At least in the eals sense of it, 85% of them choose to borrow to finance a home purchase, and they may pay cash up front, depending on how hot the market is where they’re purchasing. Then they would typically do a cash-out refinance on the closing of the home.
The process enables the ultra-rich to “redeploy their capital” into a diverse array of more swiftly appreciating assets.
Celebrities, athletes, and other wealthy people who would take a shine to the cash-first, mortgage-second strategy which are described are in luck, because lenders seem to be more readily approving so-called “super jumbo” loans, which can range between hundred of thousands and millions in the most extreme cases. A majority of the mega-mansions that lenders are springing for are located in the top real estate markets arround major cities in the world.

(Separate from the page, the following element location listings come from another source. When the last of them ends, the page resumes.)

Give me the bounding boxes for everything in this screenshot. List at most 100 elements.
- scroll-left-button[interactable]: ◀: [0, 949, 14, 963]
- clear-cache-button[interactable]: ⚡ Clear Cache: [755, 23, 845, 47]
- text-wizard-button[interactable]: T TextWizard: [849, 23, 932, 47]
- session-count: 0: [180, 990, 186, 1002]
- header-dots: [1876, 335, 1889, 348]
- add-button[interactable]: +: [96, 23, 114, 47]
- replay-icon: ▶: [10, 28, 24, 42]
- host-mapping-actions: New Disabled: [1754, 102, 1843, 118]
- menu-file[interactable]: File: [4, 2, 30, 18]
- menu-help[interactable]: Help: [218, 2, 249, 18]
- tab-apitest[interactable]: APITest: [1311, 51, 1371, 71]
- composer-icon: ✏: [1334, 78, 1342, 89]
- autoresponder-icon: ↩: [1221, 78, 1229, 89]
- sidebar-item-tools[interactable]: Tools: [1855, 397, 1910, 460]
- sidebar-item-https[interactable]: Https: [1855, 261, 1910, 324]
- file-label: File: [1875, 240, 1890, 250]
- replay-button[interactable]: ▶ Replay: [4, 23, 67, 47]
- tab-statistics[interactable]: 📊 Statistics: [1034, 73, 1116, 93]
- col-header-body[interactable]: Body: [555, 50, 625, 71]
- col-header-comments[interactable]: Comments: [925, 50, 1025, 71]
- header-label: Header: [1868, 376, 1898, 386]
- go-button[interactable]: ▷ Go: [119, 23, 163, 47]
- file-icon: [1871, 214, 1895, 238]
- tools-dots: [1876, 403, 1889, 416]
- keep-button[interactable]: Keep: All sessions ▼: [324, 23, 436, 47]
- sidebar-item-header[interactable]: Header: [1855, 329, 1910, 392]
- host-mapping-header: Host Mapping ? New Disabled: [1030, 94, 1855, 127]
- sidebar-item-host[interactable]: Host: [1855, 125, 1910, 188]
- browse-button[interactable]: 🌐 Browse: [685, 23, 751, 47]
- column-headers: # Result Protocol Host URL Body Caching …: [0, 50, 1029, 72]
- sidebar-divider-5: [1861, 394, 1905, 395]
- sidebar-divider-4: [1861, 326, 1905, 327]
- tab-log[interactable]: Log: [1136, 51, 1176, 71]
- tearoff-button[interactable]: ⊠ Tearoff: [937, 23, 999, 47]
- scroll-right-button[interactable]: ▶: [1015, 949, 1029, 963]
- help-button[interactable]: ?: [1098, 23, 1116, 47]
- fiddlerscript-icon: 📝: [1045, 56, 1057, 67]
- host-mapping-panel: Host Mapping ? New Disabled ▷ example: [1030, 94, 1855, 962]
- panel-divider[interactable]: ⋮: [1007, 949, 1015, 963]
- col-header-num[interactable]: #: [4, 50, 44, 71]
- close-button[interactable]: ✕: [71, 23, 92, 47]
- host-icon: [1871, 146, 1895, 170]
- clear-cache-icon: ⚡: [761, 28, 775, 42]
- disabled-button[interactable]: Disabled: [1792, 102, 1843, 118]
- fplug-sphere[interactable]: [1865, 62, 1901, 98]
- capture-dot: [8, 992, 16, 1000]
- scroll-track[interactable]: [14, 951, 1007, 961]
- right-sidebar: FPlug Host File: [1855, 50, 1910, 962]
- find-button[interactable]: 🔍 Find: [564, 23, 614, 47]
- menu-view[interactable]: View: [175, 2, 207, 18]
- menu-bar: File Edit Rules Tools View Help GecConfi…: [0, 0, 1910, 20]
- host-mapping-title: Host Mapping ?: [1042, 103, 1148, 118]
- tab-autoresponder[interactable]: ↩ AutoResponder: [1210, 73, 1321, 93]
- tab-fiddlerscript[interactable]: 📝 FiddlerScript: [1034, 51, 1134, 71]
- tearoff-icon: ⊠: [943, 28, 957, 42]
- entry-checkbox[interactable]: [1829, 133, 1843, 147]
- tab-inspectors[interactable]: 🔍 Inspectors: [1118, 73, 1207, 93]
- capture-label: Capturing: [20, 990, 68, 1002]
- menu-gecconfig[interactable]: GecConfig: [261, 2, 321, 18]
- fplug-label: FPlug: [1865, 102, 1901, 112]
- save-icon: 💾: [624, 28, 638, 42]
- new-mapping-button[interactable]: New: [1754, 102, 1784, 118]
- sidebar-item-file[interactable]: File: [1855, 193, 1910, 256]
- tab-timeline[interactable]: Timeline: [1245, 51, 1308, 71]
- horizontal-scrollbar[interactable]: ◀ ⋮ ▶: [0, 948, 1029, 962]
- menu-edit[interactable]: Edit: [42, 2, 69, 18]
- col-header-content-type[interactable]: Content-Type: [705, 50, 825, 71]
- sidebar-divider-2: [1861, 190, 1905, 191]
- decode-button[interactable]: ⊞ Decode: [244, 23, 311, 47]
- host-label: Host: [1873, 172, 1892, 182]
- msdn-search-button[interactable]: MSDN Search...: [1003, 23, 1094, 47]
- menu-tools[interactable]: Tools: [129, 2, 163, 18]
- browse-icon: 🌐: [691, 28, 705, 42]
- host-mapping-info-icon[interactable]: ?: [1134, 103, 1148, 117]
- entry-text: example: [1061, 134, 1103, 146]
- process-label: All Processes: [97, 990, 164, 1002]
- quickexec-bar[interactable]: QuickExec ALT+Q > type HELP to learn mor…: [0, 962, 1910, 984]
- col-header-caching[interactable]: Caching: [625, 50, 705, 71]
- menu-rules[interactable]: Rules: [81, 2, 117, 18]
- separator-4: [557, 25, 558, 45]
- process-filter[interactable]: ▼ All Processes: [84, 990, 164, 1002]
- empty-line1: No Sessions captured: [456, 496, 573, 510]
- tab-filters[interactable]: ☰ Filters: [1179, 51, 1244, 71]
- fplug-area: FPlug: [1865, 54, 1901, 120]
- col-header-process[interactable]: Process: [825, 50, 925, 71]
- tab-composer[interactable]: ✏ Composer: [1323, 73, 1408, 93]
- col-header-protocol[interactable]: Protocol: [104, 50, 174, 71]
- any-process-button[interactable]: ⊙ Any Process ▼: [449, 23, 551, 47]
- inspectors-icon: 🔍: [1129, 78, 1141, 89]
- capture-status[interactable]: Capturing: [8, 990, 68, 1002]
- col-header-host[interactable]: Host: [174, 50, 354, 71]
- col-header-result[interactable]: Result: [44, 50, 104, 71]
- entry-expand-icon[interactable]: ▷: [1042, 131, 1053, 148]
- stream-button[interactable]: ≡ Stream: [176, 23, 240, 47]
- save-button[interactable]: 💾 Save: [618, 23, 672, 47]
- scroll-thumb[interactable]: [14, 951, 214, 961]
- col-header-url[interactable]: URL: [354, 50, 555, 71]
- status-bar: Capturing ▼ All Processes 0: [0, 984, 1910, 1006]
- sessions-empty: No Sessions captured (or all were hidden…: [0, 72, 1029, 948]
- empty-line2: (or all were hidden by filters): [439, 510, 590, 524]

it was recently reported in recently that overall mortgage credit availability increased in much more to its highest level primarily due to a spike in jumbo mortgage offerings.
Driving the current activity is the recent dip in mortgage interest rates, which led to a flurry of refinances from borrowers with larger loans taken in early 2019; the average refinance loan size increased, a new survey recorded.
Mortgage experts had expected factors such as the ongoing strong job market and favorable demographics to help lift purchase activity this year, and the further decline in rates is providing another tailwind. Purchase applications were almost 10% higher than a year ago.
Richard Barenblatt, an independent mortgage broker with New York City-based Guardhill Financial Corp., said big banks are courting high-net-worth individuals for such jumbo loans because, for one thing, it’s a first step toward building valuable, long-term relationships with borrowers.
“What they’ll often say is, here’s our rate, but if you move $1 million, for example, to us (for a mortgage) we can take a quarter of a point off the (interest) rate, or half a point off the rate,”
And if other high-net-worth borrowers play their cards right and smartly manage their outside investments, this tendency of banks can work out to their advantage, too, Mr. Barenblatt said.